Mather Air Force Base—UNT graduation 25 July 1972
It’s hard to believe that it has been 50– 50 years; I repeat this almost in unbelief.
Why? Because I only became a navigator through an odd series of circumstances.
I received my commission in 1966. At the time, the Vietnam war was mainly background noise, so I went to graduate school instead of heading directly to flight training. By 1968, things were scorching in Vietnam, when I was due to go on active duty. I took a flight physical and failed the vision tests. Whether it was two parents with glasses or all the reading I had done in grad school, the Air Force sent me to Washington DC in a non-rated job. There I became the base training officer at Bolling AFB, usually a job done by an NCO. Stuck in a non-job which entailed a lot of paper pushing and running the monthly base parade (that was a real pain as no one except the Wing Commander liked marching). By 1970, the Air Force was burning through aircrews in Vietnam. I pushed and pushed, and in 1971 finally got into navigator training.
Barely but I passed.
In November 1971, I arrived at Mather and was assigned to casual status (CS). I probably would have languished there, but I mentioned to the captain IN that I would turn 27 ½ in two weeks – that was the cutoff to enter nav training. So some other stud was moved back to CS, and I took his place. I was an old captain in a new world about to do things I had never dreamed of. I want to say it all went well, but it didn’t. I failed my first checkride and had to work hard to complete the program. But as it went on, it all clicked, and in July 1972, I found myself graduating as a navigator.
That long-ago afternoon at Mather, the officers’ club ballroom filled with family and friends gathered to celebrate our graduation. The wives waited in their finest, ready to pin new wings on their husbands. These women had spent long hours alone as their husbands flew for the past nine months. Today they were Mrs. Lieutenant, but they might be Mrs. Colonel in the future. The promise was there; the men had done well. The future lay ahead, but on that afternoon, the wives eagerly waited for the pinning to begin. My fiancée could not be present to pin on my wings, and she was in New York. The first time she would see those new wings on my blues was a month in the future at our wedding on 20 August 1972. My sister Linda had flown to California from New York to do the honors.

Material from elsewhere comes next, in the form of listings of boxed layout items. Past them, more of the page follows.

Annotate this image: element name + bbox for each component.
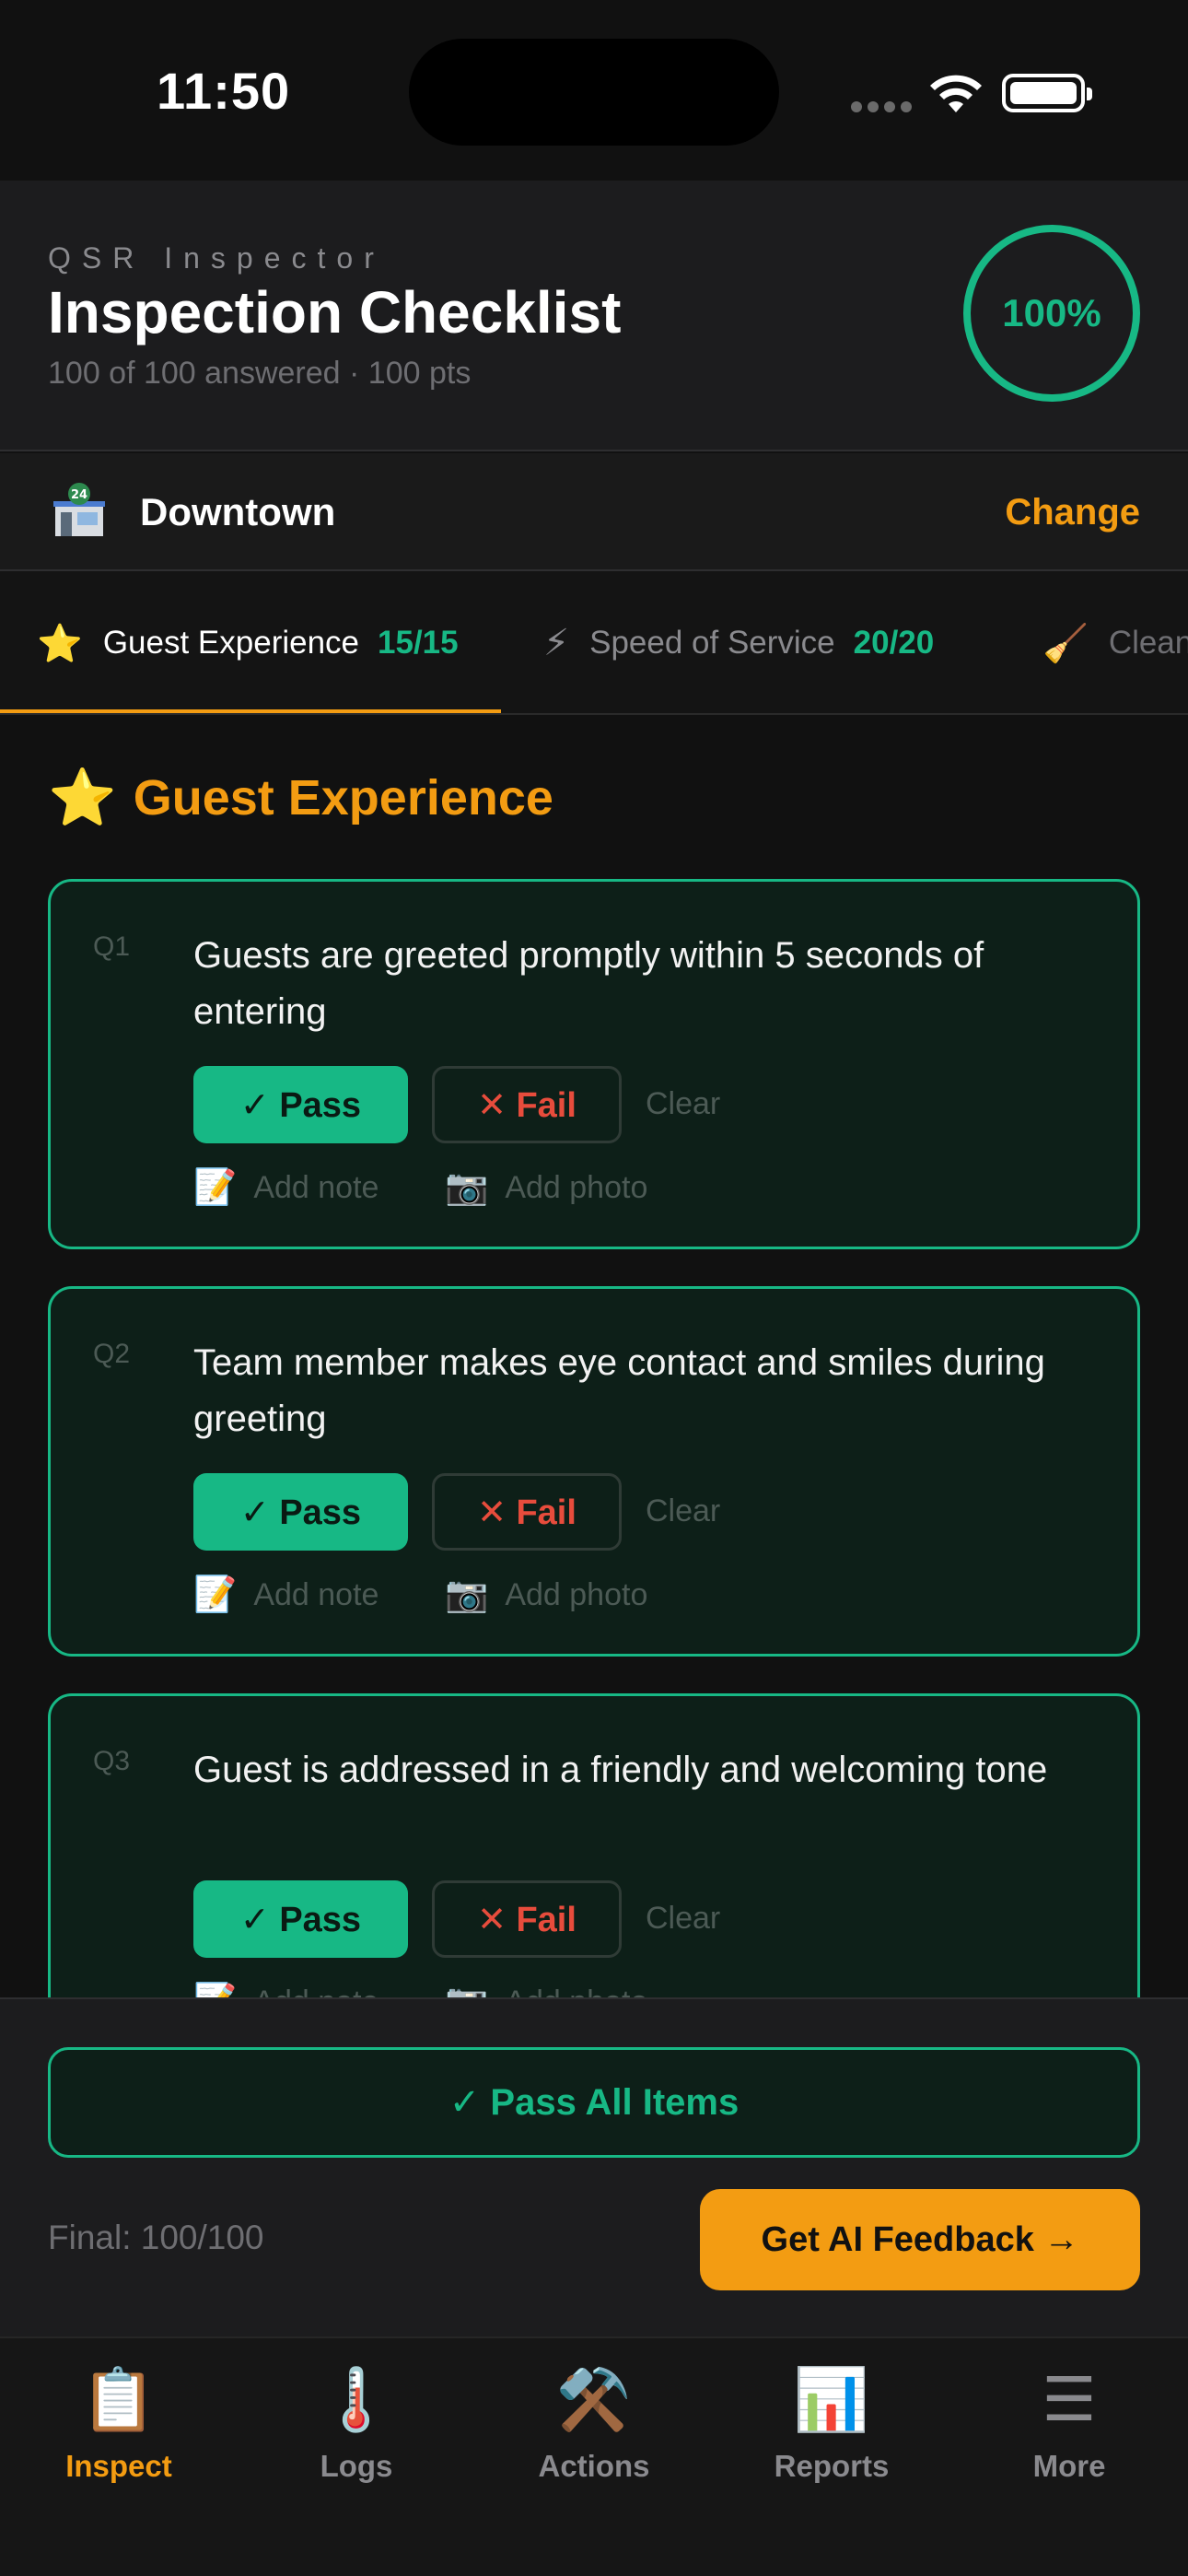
status-time: 11:50	[157, 62, 291, 120]
nav-label: More	[1032, 2449, 1106, 2483]
nav-reports[interactable]: 📊 Reports	[713, 2362, 950, 2484]
star-icon: ⭐	[48, 767, 117, 828]
clear-button[interactable]: Clear	[646, 1901, 720, 1937]
tab-label: Guest Experience	[102, 625, 360, 661]
memo-icon: 📝	[193, 1575, 238, 1614]
change-location-button[interactable]: Change	[1005, 492, 1140, 533]
pass-button[interactable]: ✓ Pass	[193, 1880, 408, 1958]
convenience-store-icon: 24	[53, 483, 105, 536]
question-text: Team member makes eye contact and smiles…	[193, 1342, 1045, 1439]
tab-guest-experience[interactable]: ⭐ Guest Experience 15/15	[37, 571, 459, 713]
progress-ring: 100%	[963, 225, 1140, 402]
tab-count: 20/20	[853, 625, 935, 661]
camera-icon: 📷	[445, 1575, 489, 1614]
add-photo-label: Add photo	[505, 1576, 648, 1612]
question-text: Guests are greeted promptly within 5 sec…	[193, 935, 984, 1032]
lightning-icon: ⚡	[543, 623, 570, 663]
app-label: QSR Inspector	[48, 241, 385, 275]
pass-button[interactable]: ✓ Pass	[193, 1066, 408, 1143]
question-number: Q1	[93, 931, 131, 962]
question-card: Q1 Guests are greeted promptly within 5 …	[48, 879, 1140, 1249]
nav-label: Actions	[538, 2449, 650, 2483]
add-photo-button[interactable]: 📷 Add photo	[445, 1575, 647, 1615]
question-card: Q2 Team member makes eye contact and smi…	[48, 1286, 1140, 1657]
thermometer-icon: 🌡️	[318, 2365, 395, 2433]
add-note-label: Add note	[253, 1169, 379, 1205]
nav-label: Inspect	[65, 2449, 172, 2483]
add-note-label: Add note	[253, 1985, 379, 1998]
final-score: Final: 100/100	[48, 2219, 264, 2256]
dynamic-island	[409, 39, 779, 146]
location-bar: 24 Downtown Change	[0, 453, 1188, 571]
fail-button[interactable]: ✕ Fail	[432, 1066, 622, 1143]
nav-more[interactable]: ☰ More	[950, 2362, 1188, 2484]
add-note-button[interactable]: 📝 Add note	[193, 1575, 379, 1615]
checklist-content[interactable]: ⭐ Guest Experience Q1 Guests are greeted…	[0, 717, 1188, 1997]
menu-icon: ☰	[1042, 2365, 1097, 2433]
question-card: Q3 Guest is addressed in a friendly and …	[48, 1693, 1140, 1997]
answered-summary: 100 of 100 answered · 100 pts	[48, 356, 472, 391]
section-title: ⭐ Guest Experience	[48, 765, 553, 830]
add-note-button[interactable]: 📝 Add note	[193, 1982, 379, 1997]
pass-all-button[interactable]: ✓ Pass All Items	[48, 2047, 1140, 2158]
fail-button[interactable]: ✕ Fail	[432, 1473, 622, 1551]
add-note-label: Add note	[253, 1576, 379, 1612]
add-photo-label: Add photo	[505, 1985, 647, 1998]
action-area: ✓ Pass All Items Final: 100/100 Get AI F…	[0, 1997, 1188, 2336]
broom-icon: 🧹	[1042, 623, 1089, 664]
clear-button[interactable]: Clear	[646, 1086, 720, 1122]
progress-value: 100%	[1002, 291, 1101, 334]
header: QSR Inspector Inspection Checklist 100 o…	[0, 181, 1188, 451]
pass-button[interactable]: ✓ Pass	[193, 1473, 408, 1551]
add-photo-button[interactable]: 📷 Add photo	[445, 1982, 647, 1997]
clear-button[interactable]: Clear	[646, 1493, 720, 1529]
camera-icon: 📷	[445, 1982, 488, 1997]
bar-chart-icon: 📊	[793, 2365, 870, 2433]
clipboard-icon: 📋	[80, 2365, 157, 2433]
nav-label: Reports	[774, 2449, 890, 2483]
star-icon: ⭐	[37, 623, 83, 664]
bottom-nav: 📋 Inspect 🌡️ Logs ⚒️ Actions 📊 Reports ☰…	[0, 2336, 1188, 2576]
cellular-signal-icon	[851, 101, 912, 112]
question-number: Q2	[93, 1339, 131, 1369]
tab-label: Clean	[1108, 625, 1188, 661]
nav-inspect[interactable]: 📋 Inspect	[0, 2362, 238, 2484]
fail-button[interactable]: ✕ Fail	[432, 1880, 622, 1958]
tools-icon: ⚒️	[555, 2365, 633, 2433]
nav-logs[interactable]: 🌡️ Logs	[238, 2362, 475, 2484]
camera-icon: 📷	[445, 1168, 489, 1207]
memo-icon: 📝	[193, 1168, 238, 1207]
nav-label: Logs	[320, 2449, 393, 2483]
nav-actions[interactable]: ⚒️ Actions	[475, 2362, 713, 2484]
store-name: Downtown	[140, 490, 336, 533]
question-text: Guest is addressed in a friendly and wel…	[193, 1750, 1048, 1790]
section-title-text: Guest Experience	[133, 769, 553, 825]
memo-icon: 📝	[193, 1982, 237, 1997]
page-title: Inspection Checklist	[48, 279, 622, 345]
category-tabs: ⭐ Guest Experience 15/15 ⚡ Speed of Serv…	[0, 571, 1188, 715]
active-tab-indicator	[0, 709, 501, 713]
tab-count: 15/15	[378, 625, 459, 661]
add-note-button[interactable]: 📝 Add note	[193, 1167, 379, 1208]
status-bar: 11:50	[0, 0, 1188, 181]
add-photo-button[interactable]: 📷 Add photo	[445, 1167, 647, 1208]
wifi-icon	[930, 75, 982, 112]
question-number: Q3	[93, 1746, 131, 1776]
get-ai-feedback-button[interactable]: Get AI Feedback →	[700, 2189, 1140, 2290]
tab-label: Speed of Service	[589, 625, 835, 661]
tab-cleanliness[interactable]: 🧹 Clean	[1042, 571, 1188, 713]
add-photo-label: Add photo	[505, 1169, 648, 1205]
svg-text:24: 24	[71, 488, 87, 502]
tab-speed-of-service[interactable]: ⚡ Speed of Service 20/20	[543, 571, 935, 713]
battery-icon	[1002, 74, 1092, 112]
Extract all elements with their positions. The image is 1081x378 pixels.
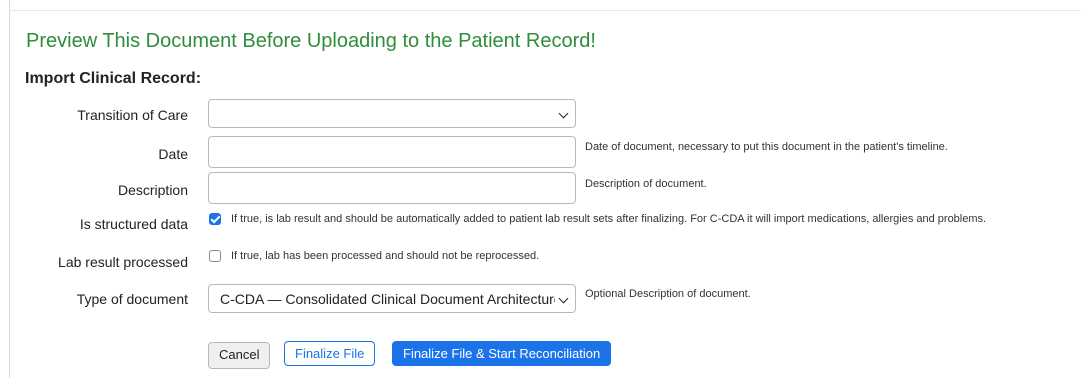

We filed in by rank. The chaplain offered an invocation, our 3538th squadron commander and the wing commander spoke, and then the big moment was at hand. We, captains, graduated first and received our certificates of aeronautical rating as navigators. From that point to the end of our service, we would be rated officers apart from the others who were non-rated or “ground pounders.”
You see, even before Star Wars coined the term, we now were “skywalkers,” and we knew it.
In the words of John Magee’s immortal poem High Flight: “we had slipped the surly bonds of earth.”
We had flown.
We had fixed our positions by capturing starlight.
We had done “a hundred things you have not dreamed of….”
The pride in our eyes could have lit the room.
I walked up, saluted, and received my certificate and a brand-new set of navigator wings. My sister Linda walked up to me and pinned them on.
Pinned on my wings. The sound of that phrase echoes to me across the years.
Pinned on my wings. I repeat this 50 years later, it is almost as if it were unreal. But there I was:
Me an old man of 28.
Me a history major in college who could not do anything more complicated than simple math.
Me who failed my first check ride but excelled in some of the most complicated navigation taught.
Me who gained confidence in my abilities to do an essential job in the air force.
Me with silver wings on my chest.
A door had opened for me. Now I was on my way to upgrade to the back seat of an F-4. I retired in 1989, a Lt Colonel, after flying for six years in the backseat of the F-4 in war and peace, teaching at the Air Force Academy, and serving as a staff weenie in various positions, including an IN on the T-43 at Mather.
Yet, if I had not gone to Mather in 1971, my life would have been very different.
I was meant to have those silver wings.